Avec un Conseil de défense écologique mercredi puis une visite jeudi à la mer de Glace, Emmanuel Macron veut marquer les esprits pour annoncer des mesures en faveur de l'écologie et de la biodiversité, enjeux des prochaines échéances électorales.

"La fin du quinquennat, après les retraites, c’est le régalien et l’écologie", a-t-il assuré mardi soir aux députés de la majorité, placés sous pression par la réforme des retraites.

Désireux de tourner la page, le chef de l'Etat réunit mercredi son quatrième Conseil de défense écologique (CDE), qui doit confirmer l'objectif d'une augmentation de moitié des aires protégées.

Celles-ci devront couvrir 30% du territoire via des classements en réserves naturelles, en parcs nationaux et en parcs naturels régionaux. Quatre nouveaux parcs seront ainsi créés pour le Mont Ventoux, la Baie de Somme, les Corbières et dans une partie du Doubs.

Le CDE se penchera également sur la lutte contre l'érosion maritime, avec la "relocalisation" envisagée de 5.000 à 50.000 logements menacés sur les côtes, a indiqué la ministre de la Transition écologique et solidaire, Élisabeth Borne, au Parisien.

Des mesures seront en outre annoncées pour "verdir" les services de l'Etat, dont l'Elysée, avec notamment l'extension aux fonctionnaires du "forfait mobilité durable" pour inciter à hauteur de 200 euros par an à l'utilisation du vélo ou au covoiturage.

Emmanuel Macron se rendra ensuite à Chamonix, où il est attendu au refuge du Montenvers, à 1.913 mètres d'altitude, en surplomb de la mer de Glace. Il y discutera réchauffement climatique et biodiversité alpine au cours d'un dîner avec des experts.

Jeudi matin, le président descendra l'escalier de 500 marches qui mène à la célèbre Mer de Glace. Son spectaculaire recul ces dernières années offre une image frappante de l'impact du réchauffement en France.

Emmanuel Macron doit ensuite annoncer des mesures de protection du massif du Mont-Blanc et de son écosystème, menacés par la surfréquentation et les incivilités des visiteurs.

Le Mont-Blanc, qui culmine à 4.809 m, sera davantage protégé par l'entrée en vigueur d'un arrêté préfectoral de protection naturelle.

- "Petits pas" -

Ces derniers étés, plusieurs incongruités ou dégradations ont émaillé les ascensions du mont Blanc: l'atterrissage d'un avion de tourisme non loin du sommet pour que deux alpinistes suisses n'aient plus qu'à gravir les derniers mètres, un Britannique qui avait monté un rameur mais pas réussi à le redescendre, des Lettons qui avaient tenté de monter un mât de 10 mètres pour y faire flotter leur drapeau...

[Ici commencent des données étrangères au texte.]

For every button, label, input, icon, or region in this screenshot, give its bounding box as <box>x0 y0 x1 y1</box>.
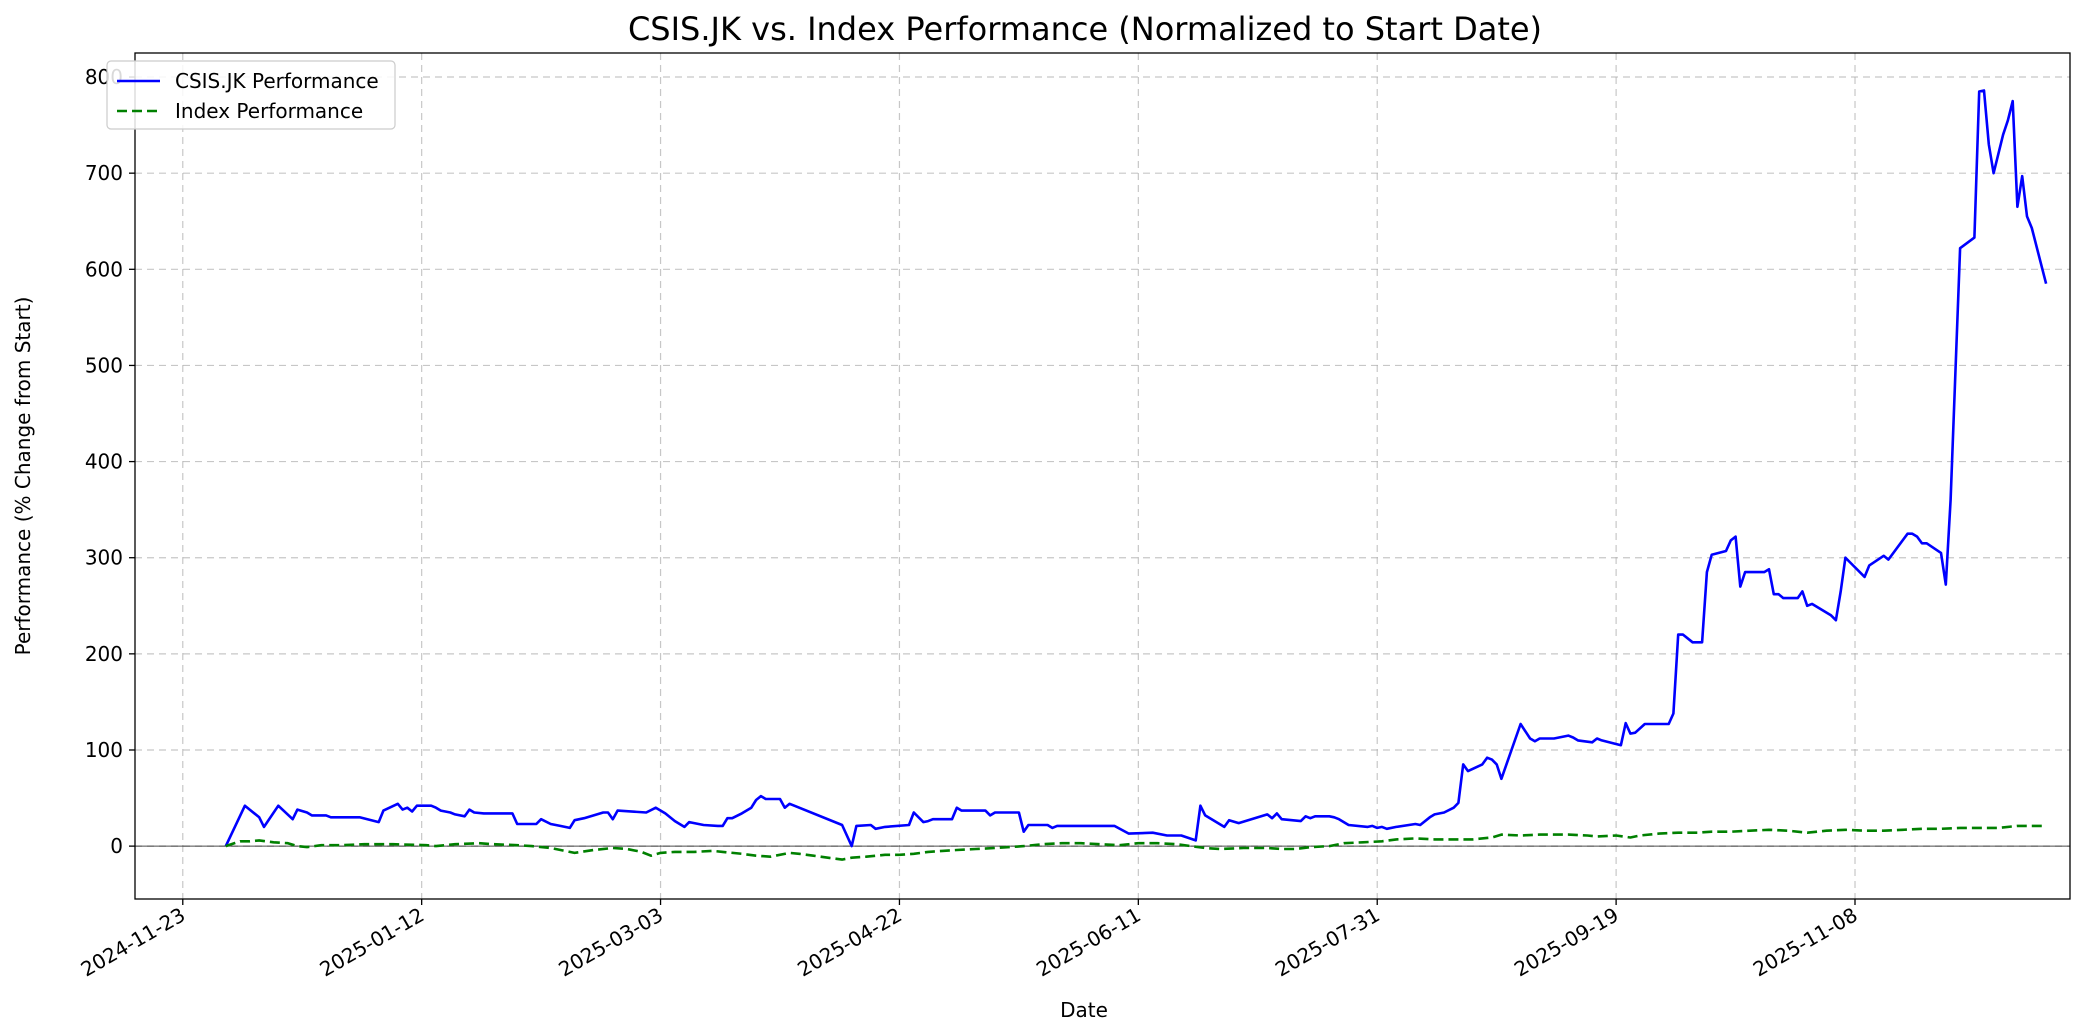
legend-box <box>106 60 396 130</box>
x-tick-label: 2024-11-23 <box>77 903 190 982</box>
x-tick-label: 2025-09-19 <box>1510 903 1623 982</box>
legend-label-csis: CSIS.JK Performance <box>175 69 379 93</box>
legend: CSIS.JK Performance Index Performance <box>106 60 396 130</box>
index-performance-line <box>225 824 2047 861</box>
x-tick-label: 2025-04-22 <box>793 903 906 982</box>
x-tick-label: 2025-06-11 <box>1032 903 1145 982</box>
csis-performance-line <box>224 89 2048 848</box>
grid-lines <box>135 53 2070 899</box>
y-axis-label: Performance (% Change from Start) <box>11 297 35 656</box>
y-tick-label: 100 <box>85 738 123 762</box>
y-tick-label: 400 <box>85 450 123 474</box>
x-tick-label: 2025-03-03 <box>554 903 667 982</box>
series-layer <box>135 89 2070 861</box>
legend-label-index: Index Performance <box>175 99 363 123</box>
x-tick-label: 2025-07-31 <box>1271 903 1384 982</box>
y-tick-label: 600 <box>85 257 123 281</box>
y-tick-label: 500 <box>85 353 123 377</box>
chart-title: CSIS.JK vs. Index Performance (Normalize… <box>628 10 1542 48</box>
y-tick-label: 0 <box>110 834 123 858</box>
y-tick-label: 700 <box>85 161 123 185</box>
x-tick-label: 2025-01-12 <box>316 903 429 982</box>
plot-frame <box>134 52 2071 900</box>
x-axis-label: Date <box>1060 998 1108 1022</box>
y-tick-label: 300 <box>85 546 123 570</box>
y-tick-label: 200 <box>85 642 123 666</box>
x-tick-label: 2025-11-08 <box>1749 903 1862 982</box>
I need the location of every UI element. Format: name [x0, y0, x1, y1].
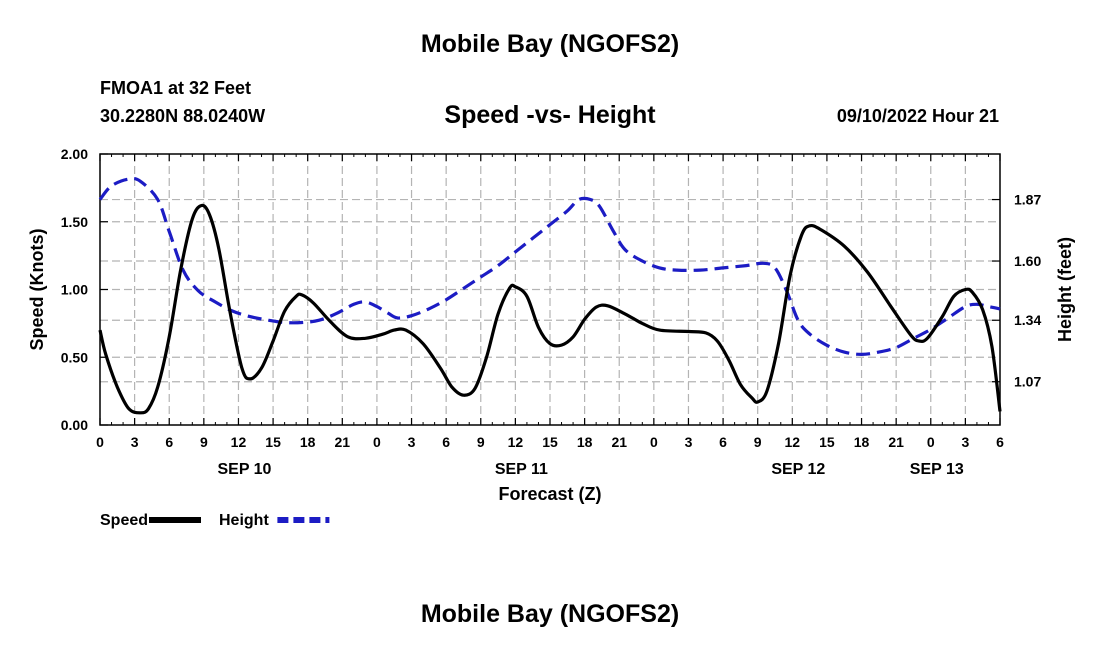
x-tick-label: 12 — [785, 434, 801, 450]
legend-label-height: Height — [219, 512, 269, 529]
y2-tick-label: 1.60 — [1014, 253, 1041, 269]
y-tick-label: 0.00 — [61, 417, 88, 433]
x-tick-label: 0 — [650, 434, 658, 450]
y2-tick-label: 1.34 — [1014, 312, 1041, 328]
x-tick-label: 9 — [200, 434, 208, 450]
x-tick-label: 3 — [408, 434, 416, 450]
x-tick-label: 3 — [685, 434, 693, 450]
y-tick-label: 2.00 — [61, 146, 88, 162]
height-series-line — [98, 176, 1001, 356]
footer-title: Mobile Bay (NGOFS2) — [420, 600, 680, 628]
y2-tick-label: 1.07 — [1014, 374, 1041, 390]
x-tick-label: 21 — [888, 434, 904, 450]
x-tick-label: 18 — [300, 434, 316, 450]
station-label: FMOA1 at 32 Feet — [100, 78, 252, 98]
x-tick-label: 0 — [927, 434, 935, 450]
x-tick-label: 0 — [96, 434, 104, 450]
timestamp-label: 09/10/2022 Hour 21 — [836, 106, 999, 126]
y2-axis-title: Height (feet) — [1055, 237, 1075, 342]
x-tick-label: 12 — [508, 434, 524, 450]
x-tick-label: 18 — [854, 434, 870, 450]
y2-tick-label: 1.87 — [1014, 192, 1041, 208]
date-label: SEP 10 — [217, 461, 271, 478]
x-tick-label: 3 — [961, 434, 969, 450]
x-tick-label: 6 — [165, 434, 173, 450]
x-tick-label: 3 — [131, 434, 139, 450]
x-tick-label: 0 — [373, 434, 381, 450]
coordinates-label: 30.2280N 88.0240W — [100, 106, 266, 126]
x-tick-label: 9 — [754, 434, 762, 450]
plot-frame — [99, 153, 1001, 426]
y-axis-title: Speed (Knots) — [27, 228, 47, 350]
y-tick-label: 0.50 — [61, 349, 88, 365]
y-tick-label: 1.50 — [61, 214, 88, 230]
x-tick-label: 15 — [819, 434, 835, 450]
x-tick-label: 21 — [611, 434, 627, 450]
x-tick-label: 15 — [542, 434, 558, 450]
y-tick-label: 1.00 — [61, 282, 88, 298]
date-label: SEP 12 — [771, 461, 825, 478]
date-label: SEP 13 — [910, 461, 964, 478]
speed-series-line — [98, 203, 1002, 415]
x-tick-label: 18 — [577, 434, 593, 450]
x-tick-label: 6 — [442, 434, 450, 450]
speed-height-chart: 0 3 6 9 12 15 18 21 0 3 6 9 12 15 18 21 0 3 6 9 12 15 18 21 0 3 6 0… — [27, 146, 1075, 529]
x-tick-label: 12 — [231, 434, 247, 450]
x-tick-label: 6 — [719, 434, 727, 450]
x-tick-label: 15 — [265, 434, 281, 450]
x-tick-label: 9 — [477, 434, 485, 450]
x-tick-label: 21 — [335, 434, 351, 450]
x-tick-label: 6 — [996, 434, 1004, 450]
legend-label-speed: Speed — [100, 512, 148, 529]
page-title: Mobile Bay (NGOFS2) — [420, 30, 680, 58]
date-label: SEP 11 — [495, 461, 548, 478]
x-axis-title: Forecast (Z) — [498, 484, 601, 504]
chart-title: Speed -vs- Height — [444, 101, 656, 129]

Mais ces quelques cas, médiatisés grâce aux réseaux sociaux, ne concernent qu'une poignée des quelque 20.000 personnes qui tentent l'ascension.

Les autorités ont également décidé de rendre obligatoire la réservation en refuge, pour lutter contre les bivouacs sauvages, interdits sur ce site classé.

Emmanuel Macron est en outre attendu par les associations locales sur les problèmes de qualité de l'air dans la vallée de l'Arve, lieu de passage de très nombreux poids lourds.

"Je ne peux pas interdire aux camions de passer", a-t-il lancé dans une interview au Dauphiné Libéré, en préconisant une politique européenne de renouvellement du parc de camions. "Si j’impose ce renouvellement seulement aux camions de la région, je les tue, car des camions viendront d’Espagne ou de Roumanie. La question est comment on oblige tous les roulants en Europe à renouveler leur parc", a-t-il plaidé.

En janvier, les ONG de défense de l'environnement avaient dénoncé, à l'instar de Nicolas Hulot avant de claquer la porte du gouvernement en 2018, le "grand écart" entre les "petits pas" du gouvernement pour le climat et les discours d'Emmanuel Macron.

"Tant mieux s'il prend des bonnes mesures pour protéger le site du Mont Blanc, qui est très abîmé", a déclaré l'écologiste Yannick Jadot sur BFM TV. Mais "on peut sourire du fait que le président convoque ces comités de défense écologique quelques semaines avant une échéance électorale", en l’occurrence les municipales de mars, qui pourraient se traduire par une poussée des écologistes.